Les secteurs les plus « glamour » ne sont pas toujours les plus rémunérateurs au début. À l’inverse, l’agencement professionnel, les cuisines, les espaces de travail et les projets commerciaux peuvent offrir des missions répétées et des perspectives intéressantes pour les personnes rigoureuses.

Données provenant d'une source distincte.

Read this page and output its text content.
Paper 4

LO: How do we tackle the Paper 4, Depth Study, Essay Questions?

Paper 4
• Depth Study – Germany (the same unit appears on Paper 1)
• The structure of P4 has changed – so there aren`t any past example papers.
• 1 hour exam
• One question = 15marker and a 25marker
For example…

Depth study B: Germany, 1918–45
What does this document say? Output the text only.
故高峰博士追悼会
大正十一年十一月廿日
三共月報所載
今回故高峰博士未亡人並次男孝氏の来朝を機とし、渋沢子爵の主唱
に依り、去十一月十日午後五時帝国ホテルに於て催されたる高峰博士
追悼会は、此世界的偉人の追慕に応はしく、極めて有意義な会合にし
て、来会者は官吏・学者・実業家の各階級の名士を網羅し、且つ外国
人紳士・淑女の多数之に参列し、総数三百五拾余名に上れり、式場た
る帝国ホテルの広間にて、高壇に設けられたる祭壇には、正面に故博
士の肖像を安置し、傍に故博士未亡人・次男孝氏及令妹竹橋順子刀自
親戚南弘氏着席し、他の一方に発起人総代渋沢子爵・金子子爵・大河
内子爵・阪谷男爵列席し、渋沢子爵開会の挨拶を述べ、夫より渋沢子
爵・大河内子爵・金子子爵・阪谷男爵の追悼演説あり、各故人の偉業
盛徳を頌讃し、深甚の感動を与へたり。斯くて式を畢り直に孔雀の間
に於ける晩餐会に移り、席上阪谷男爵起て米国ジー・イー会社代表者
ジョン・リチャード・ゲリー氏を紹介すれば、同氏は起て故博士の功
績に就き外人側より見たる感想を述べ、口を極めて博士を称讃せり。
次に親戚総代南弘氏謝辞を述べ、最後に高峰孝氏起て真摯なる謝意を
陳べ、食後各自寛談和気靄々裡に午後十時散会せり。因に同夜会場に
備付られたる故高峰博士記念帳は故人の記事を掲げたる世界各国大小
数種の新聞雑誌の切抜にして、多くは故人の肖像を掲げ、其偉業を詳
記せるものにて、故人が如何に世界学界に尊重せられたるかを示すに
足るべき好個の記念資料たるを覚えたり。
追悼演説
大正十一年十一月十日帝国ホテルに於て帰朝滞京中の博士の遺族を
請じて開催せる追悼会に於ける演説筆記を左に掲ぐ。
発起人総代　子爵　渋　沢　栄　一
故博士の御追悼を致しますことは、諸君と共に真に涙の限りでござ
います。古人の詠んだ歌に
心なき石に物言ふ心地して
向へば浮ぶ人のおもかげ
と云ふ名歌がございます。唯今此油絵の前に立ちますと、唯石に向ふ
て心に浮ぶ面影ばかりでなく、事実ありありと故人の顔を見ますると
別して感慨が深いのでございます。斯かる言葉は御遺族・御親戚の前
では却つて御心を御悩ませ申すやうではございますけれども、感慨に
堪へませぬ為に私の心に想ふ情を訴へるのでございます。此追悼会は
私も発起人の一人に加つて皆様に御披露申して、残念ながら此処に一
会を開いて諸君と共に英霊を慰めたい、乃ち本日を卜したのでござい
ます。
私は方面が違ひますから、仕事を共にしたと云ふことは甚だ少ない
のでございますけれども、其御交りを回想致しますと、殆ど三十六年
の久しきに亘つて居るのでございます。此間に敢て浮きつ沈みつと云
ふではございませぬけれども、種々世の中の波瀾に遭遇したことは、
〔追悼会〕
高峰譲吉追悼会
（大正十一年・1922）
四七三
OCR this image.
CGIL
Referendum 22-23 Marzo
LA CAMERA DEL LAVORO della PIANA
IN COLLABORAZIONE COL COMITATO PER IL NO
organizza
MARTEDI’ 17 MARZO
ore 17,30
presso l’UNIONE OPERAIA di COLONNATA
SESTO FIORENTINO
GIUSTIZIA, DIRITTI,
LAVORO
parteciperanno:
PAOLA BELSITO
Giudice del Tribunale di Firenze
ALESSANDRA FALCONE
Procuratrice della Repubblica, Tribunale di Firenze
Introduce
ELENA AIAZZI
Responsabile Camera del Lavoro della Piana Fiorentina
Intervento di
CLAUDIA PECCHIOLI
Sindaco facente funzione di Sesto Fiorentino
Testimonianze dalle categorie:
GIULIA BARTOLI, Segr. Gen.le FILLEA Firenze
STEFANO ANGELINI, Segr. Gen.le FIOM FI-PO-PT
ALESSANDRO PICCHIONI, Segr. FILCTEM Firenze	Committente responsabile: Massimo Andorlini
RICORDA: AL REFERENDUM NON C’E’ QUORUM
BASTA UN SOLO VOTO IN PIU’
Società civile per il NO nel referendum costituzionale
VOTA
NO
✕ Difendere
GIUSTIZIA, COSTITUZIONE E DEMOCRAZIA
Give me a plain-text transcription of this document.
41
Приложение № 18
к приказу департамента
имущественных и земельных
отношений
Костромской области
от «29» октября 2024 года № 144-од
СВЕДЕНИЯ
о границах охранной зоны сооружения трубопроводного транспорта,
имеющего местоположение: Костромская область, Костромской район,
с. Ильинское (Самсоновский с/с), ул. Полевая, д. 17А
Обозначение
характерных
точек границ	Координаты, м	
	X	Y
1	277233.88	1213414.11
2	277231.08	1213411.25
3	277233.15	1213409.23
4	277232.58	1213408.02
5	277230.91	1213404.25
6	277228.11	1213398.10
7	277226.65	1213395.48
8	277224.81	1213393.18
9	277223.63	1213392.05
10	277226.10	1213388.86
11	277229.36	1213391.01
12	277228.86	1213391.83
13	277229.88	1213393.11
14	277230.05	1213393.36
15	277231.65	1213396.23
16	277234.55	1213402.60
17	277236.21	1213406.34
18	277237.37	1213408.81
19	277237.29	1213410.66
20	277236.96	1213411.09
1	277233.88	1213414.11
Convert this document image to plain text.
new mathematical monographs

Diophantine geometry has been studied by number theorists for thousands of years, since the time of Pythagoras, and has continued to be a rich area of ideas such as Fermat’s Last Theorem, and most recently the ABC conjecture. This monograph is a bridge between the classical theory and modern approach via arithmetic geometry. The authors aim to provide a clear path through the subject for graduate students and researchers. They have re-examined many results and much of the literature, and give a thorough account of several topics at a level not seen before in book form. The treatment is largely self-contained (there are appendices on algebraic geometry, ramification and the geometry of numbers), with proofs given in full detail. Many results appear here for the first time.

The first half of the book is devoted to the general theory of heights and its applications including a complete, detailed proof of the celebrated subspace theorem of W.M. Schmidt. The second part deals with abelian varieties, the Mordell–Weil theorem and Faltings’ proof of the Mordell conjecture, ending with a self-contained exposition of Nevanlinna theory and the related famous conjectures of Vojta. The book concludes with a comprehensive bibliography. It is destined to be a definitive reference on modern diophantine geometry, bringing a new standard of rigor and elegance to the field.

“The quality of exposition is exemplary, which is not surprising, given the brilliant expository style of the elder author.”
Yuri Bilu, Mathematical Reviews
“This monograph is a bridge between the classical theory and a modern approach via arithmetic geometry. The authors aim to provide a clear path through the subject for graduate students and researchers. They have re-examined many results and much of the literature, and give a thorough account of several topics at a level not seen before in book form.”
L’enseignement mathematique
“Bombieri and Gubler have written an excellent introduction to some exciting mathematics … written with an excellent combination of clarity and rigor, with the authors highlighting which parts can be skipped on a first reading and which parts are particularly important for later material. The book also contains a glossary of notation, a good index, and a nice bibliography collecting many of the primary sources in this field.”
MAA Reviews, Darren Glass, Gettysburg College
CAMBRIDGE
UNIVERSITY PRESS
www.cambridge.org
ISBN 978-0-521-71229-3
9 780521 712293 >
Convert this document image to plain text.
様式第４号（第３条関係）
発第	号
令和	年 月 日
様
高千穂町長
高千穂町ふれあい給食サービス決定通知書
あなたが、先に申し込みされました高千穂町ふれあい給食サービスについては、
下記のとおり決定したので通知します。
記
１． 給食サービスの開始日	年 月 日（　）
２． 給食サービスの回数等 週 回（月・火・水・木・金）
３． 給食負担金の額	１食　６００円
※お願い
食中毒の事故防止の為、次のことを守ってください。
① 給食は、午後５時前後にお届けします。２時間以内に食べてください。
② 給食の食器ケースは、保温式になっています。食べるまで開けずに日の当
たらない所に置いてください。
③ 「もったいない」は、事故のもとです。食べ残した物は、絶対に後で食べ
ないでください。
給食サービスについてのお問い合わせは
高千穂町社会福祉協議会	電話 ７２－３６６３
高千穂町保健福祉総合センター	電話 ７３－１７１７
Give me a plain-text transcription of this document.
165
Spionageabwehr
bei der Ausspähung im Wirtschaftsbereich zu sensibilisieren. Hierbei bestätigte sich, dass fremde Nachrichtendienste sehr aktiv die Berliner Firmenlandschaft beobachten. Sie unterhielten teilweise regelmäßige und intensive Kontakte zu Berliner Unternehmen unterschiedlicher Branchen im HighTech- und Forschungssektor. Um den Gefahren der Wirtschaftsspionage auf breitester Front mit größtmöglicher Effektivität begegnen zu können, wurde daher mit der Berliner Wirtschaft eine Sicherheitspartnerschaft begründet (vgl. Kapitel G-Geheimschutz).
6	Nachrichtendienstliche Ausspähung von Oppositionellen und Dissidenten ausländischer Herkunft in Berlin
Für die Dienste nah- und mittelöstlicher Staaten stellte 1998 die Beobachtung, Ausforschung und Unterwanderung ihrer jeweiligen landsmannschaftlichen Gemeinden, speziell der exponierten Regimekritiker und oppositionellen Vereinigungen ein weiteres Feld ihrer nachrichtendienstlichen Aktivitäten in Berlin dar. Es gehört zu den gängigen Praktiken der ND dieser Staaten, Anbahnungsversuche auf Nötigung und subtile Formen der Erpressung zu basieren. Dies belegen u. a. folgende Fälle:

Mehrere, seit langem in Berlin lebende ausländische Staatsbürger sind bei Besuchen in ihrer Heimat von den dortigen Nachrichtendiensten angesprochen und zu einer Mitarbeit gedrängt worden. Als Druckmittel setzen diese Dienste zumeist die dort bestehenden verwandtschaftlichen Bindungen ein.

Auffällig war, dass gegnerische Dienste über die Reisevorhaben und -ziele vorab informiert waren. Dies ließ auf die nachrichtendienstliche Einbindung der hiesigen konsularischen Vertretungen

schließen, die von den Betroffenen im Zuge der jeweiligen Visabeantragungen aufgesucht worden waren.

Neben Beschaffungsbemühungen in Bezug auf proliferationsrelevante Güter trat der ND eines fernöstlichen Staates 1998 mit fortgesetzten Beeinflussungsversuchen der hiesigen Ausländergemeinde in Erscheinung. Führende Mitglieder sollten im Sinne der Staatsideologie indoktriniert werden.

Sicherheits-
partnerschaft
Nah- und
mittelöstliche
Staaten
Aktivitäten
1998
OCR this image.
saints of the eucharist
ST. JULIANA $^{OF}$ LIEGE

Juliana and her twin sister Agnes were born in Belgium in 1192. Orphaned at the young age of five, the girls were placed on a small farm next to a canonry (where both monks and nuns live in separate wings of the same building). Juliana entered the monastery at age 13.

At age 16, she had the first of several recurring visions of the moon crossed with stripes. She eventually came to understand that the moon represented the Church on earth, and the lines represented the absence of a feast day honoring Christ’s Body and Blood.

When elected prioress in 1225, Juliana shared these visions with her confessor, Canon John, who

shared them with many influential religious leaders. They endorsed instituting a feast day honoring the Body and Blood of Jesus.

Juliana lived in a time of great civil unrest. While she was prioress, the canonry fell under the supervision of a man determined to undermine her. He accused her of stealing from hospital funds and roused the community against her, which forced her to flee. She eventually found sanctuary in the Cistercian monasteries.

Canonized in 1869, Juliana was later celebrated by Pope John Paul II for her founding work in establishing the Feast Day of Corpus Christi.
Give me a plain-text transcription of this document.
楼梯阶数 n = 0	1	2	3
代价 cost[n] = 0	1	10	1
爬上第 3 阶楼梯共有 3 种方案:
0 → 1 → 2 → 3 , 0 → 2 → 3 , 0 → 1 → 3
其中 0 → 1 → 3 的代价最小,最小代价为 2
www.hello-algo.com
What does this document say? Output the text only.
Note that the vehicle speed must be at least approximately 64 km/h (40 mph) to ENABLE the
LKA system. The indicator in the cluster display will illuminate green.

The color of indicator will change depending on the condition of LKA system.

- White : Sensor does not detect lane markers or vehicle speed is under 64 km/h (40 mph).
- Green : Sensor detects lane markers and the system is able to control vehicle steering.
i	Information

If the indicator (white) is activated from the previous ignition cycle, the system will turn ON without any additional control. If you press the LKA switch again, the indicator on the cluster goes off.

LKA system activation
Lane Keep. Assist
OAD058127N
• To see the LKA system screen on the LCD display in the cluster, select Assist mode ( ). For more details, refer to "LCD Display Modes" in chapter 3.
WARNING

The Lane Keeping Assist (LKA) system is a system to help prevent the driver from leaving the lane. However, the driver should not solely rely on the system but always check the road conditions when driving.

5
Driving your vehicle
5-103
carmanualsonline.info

Les erreurs qui empêchent de vivre sereinement de ce métier

  1. Choisir une école uniquement pour ses belles images. Vérifiez le programme, le volume de technique, les stages, l’alternance, les débouchés réels et le coût global. Les écoles privées peuvent représenter plusieurs milliers d’euros par an : examinez le retour sur investissement avant de vous engager.
  2. Négliger le dessin technique et le budget. Un joli moodboard ne remplace ni un plan coté ni un chiffrage réaliste.
  3. Se lancer freelance sans trésorerie ni réseau. Préparez une réserve de sécurité, une offre claire et des modèles de devis avant de quitter un emploi.
  4. Accepter des projets mal définis. Chaque prestation doit préciser les livrables, le nombre d’allers-retours, les délais, le prix, les conditions de paiement et ce qui relève ou non du suivi de travaux.
  5. Facturer trop bas pour se faire connaître. Des tarifs insuffisants attirent parfois des demandes très exigeantes tout en rendant l’activité impossible à pérenniser. Commencez avec une offre cadrée plutôt qu’avec une promesse « tout compris » floue.
  6. Oublier votre mode de vie. Visites de chantier tôt le matin, délais serrés, relation client et déplacements font partie du métier. Interrogez-vous honnêtement sur ce que vous aimez au-delà de l’esthétique.

Un plan réaliste pour construire une carrière viable

Si votre priorité est de vivre correctement de cette vocation, visez moins le titre rêvé que la combinaison gagnante : formation sérieuse, expérience terrain, portfolio solide et spécialité identifiable. Après le bac, comparez objectivement un BTS ERA en alternance, un DN MADE espace et les cursus spécialisés selon votre budget et votre niveau d’ambition. Consultez les informations officielles des établissements, les fiches RNCP et, si vous visez l’architecture intérieure au sens professionnel du terme, les critères de reconnaissance du CFAI.

Ensuite, recherchez une première expérience où vous apprendrez les plans, les devis et le chantier, même si le poste n’a pas le prestige d’une agence tendance. En parallèle, documentez vos réalisations, développez votre réseau local et perfectionnez une compétence qui vous distingue. C’est ainsi que l’on passe progressivement d’un métier passion à une activité créative, stable et réellement vivable.